Recommended Configuration
Enable "Toxicity Detection" in Einstein Setup. Make sure that the Models API is configured to pass toxicity flags and that scores are actively monitored via the Einstein Audit Trail in Data Cloud.
Security Impact
Ensures that the AI does not generate biased, offensive, or legally compromising material.
Business Impact
Safeguards brand reputation by preventing the AI from interacting inappropriately with customers or employees, while providing a defensible audit trail for HR and Legal compliance.
Security Risk If Not Configured
Without active detection, the LLM may produce toxic hallucinations or respond to malicious prompts with harmful content that could be interpreted as the company’s official stance.
Threat Scenarios
Prompt Injection: A user tricks the AI into generating a profane response. Toxic Output: The LLM inadvertently generates biased or violent instructions based on a complex user request.
Estimated CVSS Score Range
Critical (9.0–10.0).
Risk Impact Considerations
Higher risk for customer-facing AI where unvetted toxic responses have immediate public visibility.
Higher Risk When
Toxicity detection is bypassed in favor of lower latency, or when the system is used in unsupported languages where detection accuracy is significantly lower.
Low Risk When
Toxicity detection is active, and admins regularly review the Audit Trail for toxic patterns and proactively block responses.
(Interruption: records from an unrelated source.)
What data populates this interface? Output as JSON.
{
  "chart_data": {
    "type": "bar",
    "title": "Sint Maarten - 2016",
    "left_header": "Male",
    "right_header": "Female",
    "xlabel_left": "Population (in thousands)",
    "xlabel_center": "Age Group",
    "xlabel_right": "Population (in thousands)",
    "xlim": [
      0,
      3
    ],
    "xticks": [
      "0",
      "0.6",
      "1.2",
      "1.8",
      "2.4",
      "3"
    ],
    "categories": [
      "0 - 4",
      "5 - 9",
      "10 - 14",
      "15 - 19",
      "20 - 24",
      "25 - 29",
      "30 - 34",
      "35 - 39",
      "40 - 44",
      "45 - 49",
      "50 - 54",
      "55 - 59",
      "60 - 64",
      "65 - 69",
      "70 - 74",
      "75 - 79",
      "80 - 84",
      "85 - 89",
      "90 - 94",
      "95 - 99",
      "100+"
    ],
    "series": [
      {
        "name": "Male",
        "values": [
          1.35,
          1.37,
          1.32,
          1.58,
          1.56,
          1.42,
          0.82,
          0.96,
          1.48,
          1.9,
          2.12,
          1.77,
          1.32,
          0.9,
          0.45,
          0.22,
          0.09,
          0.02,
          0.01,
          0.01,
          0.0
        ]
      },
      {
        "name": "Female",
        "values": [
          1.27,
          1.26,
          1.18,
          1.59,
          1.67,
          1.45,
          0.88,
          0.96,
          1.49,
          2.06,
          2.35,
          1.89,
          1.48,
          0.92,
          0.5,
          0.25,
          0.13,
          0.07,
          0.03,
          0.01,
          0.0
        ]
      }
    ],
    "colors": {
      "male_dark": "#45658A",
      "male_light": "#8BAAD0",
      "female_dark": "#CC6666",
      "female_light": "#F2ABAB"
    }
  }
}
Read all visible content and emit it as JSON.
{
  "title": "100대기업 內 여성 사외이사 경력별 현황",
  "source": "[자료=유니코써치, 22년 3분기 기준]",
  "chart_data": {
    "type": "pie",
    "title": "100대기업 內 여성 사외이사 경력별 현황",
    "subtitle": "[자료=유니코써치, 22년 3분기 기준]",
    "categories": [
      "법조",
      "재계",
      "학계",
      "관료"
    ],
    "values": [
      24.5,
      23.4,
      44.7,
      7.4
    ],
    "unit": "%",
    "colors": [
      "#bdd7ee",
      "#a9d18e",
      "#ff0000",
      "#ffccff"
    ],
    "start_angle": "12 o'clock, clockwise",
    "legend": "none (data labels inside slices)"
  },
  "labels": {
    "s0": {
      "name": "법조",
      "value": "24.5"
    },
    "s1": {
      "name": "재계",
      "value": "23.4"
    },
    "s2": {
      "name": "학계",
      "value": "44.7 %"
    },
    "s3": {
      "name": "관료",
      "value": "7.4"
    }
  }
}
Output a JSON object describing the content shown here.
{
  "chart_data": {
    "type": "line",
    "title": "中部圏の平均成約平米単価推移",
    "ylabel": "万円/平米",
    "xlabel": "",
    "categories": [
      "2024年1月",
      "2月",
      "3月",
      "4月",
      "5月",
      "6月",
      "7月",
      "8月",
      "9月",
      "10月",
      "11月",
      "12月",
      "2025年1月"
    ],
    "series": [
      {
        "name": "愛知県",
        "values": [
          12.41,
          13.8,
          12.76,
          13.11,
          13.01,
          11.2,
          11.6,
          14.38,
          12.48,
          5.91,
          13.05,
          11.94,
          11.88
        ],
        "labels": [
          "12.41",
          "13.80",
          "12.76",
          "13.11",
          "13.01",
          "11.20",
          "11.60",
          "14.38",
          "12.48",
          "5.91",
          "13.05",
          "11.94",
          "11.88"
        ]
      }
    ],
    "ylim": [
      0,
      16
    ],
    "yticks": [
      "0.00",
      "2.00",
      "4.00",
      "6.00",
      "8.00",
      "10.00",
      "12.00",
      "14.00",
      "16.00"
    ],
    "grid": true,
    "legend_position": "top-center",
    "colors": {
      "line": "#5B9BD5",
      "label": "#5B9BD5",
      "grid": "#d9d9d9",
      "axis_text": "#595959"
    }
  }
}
Business and Integration Considerations
Toxicity detection adds a small amount of latency to the "Response Journey." Admins should set clear thresholds for what score (for example, >0.7) triggers an automatic block versus a simple warning.
Security Health Review Guidance
Security Health Review scans the Einstein Trust Layer Setup to confirm that toxicity detection is enabled.
Who Is Impacted
Compliance Officers, HR, Legal Teams, and any end-user interacting with generative AI features.